Çoook teşekkür ediyorum Muhammet Bey, yazdıklarımı sıkı takip eden okuyucularımından olduğunuzu biliyor ,eleştiri ve değerlendirmelerinizi her zaman dikkate alıyorum.
Çok guzel yazi olmus emeginize saglik kelimelerde ayrinti vardir diye tektek okudum Yeni yasinizda ummadiginiz sevincli surprizlerle karsilasmaniz nasip olsun ailenizle huzurlu mutlu saglikli omurler dilerim
Her daim yanımda yamacında siz gibi değerli büyüklerim oldukça ne gam .Sağ olun var olun İsmail abi.
Yazılarınızla başladığımız pazarlara nihayet yeniden döndük 💓
Öyleyse hep birlikte hoş bulduk Rümeysacığım.☺️
Merhaba gamze hanim. Herzaman ki gibi guzel bir enerjiyle duygularinizi akışda ifade edebilmek, 40 yas dogum günü ve yeni baslangıclarda rüzgarin yönünü degistiremesek bile acacagimiz yelkenin yönünü degistirebilmek tam da 40 ucurmasiyla ifade edilebilirdi.
Dogum gununuzu kutlar saglik huzur basarilar dilerken, biliyorum ki inanilmaz seylere imzanizi atacaksiniz.saygilarimla şengül odabaş
Hep çok yönlülüğünüzle ve enerjinizle aklıma geliyorsunuz sayın Şengül Odabaş .Üstüne bir de sanat ve edebiyata dair bu kıymetli yorumlarınız beni hayli heyecanlandırıyor.İyi niyetlerinizi boşa çıkarmamak için yazmaya devam diyorum.
Merhaba Canımın içi öğretmenim, bir çırpıda keyifle okumak buna işaret herhalde.
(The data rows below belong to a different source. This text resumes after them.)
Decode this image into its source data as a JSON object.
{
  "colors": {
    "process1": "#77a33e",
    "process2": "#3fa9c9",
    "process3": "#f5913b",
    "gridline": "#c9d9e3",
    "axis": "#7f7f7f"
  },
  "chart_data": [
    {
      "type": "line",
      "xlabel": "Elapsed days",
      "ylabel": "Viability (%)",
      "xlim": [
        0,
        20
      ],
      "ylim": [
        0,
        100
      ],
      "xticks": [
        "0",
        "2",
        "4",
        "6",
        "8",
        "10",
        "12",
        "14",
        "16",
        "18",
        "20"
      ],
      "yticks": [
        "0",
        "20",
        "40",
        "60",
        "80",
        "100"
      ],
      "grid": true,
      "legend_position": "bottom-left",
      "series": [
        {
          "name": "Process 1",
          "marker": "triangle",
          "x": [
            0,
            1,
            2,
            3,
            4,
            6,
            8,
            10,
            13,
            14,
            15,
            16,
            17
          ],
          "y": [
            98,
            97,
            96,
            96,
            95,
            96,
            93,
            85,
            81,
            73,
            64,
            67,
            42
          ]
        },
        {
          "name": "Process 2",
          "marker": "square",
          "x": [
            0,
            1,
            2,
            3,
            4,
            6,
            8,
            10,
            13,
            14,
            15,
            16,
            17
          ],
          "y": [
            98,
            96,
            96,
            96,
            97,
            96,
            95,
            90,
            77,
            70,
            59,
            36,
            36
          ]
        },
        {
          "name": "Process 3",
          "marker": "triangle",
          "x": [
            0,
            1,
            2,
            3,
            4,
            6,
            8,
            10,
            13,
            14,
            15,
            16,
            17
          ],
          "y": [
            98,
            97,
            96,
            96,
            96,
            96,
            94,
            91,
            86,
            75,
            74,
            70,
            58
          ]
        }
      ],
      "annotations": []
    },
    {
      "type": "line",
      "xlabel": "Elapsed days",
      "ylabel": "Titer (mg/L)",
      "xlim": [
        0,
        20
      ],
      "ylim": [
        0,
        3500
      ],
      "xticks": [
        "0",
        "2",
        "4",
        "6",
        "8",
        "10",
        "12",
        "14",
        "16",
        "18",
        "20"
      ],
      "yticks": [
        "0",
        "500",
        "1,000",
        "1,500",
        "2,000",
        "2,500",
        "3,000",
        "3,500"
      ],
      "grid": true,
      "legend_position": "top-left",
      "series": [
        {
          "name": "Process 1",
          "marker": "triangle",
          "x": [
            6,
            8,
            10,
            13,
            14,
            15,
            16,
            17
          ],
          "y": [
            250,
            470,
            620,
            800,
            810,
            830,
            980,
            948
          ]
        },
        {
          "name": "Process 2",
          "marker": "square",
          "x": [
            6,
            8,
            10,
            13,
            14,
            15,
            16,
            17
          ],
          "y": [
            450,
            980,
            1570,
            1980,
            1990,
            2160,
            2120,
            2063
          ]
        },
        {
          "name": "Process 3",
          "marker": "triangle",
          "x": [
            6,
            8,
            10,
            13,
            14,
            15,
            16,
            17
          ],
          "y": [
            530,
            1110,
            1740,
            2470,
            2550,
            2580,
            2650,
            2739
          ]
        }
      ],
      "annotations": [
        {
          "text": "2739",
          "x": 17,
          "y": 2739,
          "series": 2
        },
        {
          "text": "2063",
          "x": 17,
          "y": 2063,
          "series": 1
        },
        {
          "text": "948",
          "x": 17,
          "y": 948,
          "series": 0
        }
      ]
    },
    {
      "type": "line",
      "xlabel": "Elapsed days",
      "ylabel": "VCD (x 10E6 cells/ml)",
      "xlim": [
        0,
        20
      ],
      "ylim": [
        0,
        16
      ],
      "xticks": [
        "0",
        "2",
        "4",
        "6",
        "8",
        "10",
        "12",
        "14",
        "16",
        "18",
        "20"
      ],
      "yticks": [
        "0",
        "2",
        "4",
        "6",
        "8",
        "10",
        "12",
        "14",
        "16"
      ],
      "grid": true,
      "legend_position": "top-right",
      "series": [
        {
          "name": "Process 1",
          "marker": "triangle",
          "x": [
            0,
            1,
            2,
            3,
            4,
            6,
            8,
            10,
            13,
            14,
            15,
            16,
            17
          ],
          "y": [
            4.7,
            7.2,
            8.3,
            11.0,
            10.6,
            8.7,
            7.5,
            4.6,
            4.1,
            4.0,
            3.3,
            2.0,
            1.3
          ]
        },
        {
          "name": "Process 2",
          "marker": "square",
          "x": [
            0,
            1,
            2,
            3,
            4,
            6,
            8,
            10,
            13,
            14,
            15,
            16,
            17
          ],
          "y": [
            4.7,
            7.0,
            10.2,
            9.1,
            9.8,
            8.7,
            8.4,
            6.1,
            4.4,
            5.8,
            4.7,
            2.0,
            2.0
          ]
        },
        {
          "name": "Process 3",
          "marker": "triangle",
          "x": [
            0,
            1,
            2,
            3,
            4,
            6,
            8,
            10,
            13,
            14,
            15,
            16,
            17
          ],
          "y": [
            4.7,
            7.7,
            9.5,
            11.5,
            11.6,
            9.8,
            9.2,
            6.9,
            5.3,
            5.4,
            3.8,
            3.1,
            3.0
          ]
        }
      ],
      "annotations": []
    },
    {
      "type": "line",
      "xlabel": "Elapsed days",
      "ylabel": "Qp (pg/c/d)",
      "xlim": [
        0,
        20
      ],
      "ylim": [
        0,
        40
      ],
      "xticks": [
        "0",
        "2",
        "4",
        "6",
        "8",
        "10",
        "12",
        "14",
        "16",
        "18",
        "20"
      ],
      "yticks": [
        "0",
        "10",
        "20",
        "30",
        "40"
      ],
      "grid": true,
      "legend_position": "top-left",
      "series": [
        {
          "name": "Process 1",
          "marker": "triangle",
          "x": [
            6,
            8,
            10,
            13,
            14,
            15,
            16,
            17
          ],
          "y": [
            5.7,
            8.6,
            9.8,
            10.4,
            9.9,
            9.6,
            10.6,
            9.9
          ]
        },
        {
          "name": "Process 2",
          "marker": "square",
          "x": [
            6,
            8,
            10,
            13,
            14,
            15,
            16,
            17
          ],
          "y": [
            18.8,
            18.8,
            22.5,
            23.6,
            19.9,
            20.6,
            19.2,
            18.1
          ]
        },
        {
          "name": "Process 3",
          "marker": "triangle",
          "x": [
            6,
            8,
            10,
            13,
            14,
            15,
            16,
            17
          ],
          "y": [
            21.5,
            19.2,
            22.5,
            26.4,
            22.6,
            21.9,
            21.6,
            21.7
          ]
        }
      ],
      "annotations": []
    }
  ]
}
Müthiş betimleme ve duyguları böyle naif anlatmanız,yerli yerinde tüm kelimelerin kendi içindeki senkronizasyonuna bayıldım.. Daha nicelerini okumak ümidiyle ve ayrıca İstanbuluma hoşgeldiniz ne de mutlu ettiniz 🥰🥳 Bebeksi parmaklarınıza sağlık , gönülden öperim 😇
Samimi düşüncelerin hep olsun ki kötülüğün bayrağını sağlayanlara pabuç bırakmayasın Pınar ‘ım.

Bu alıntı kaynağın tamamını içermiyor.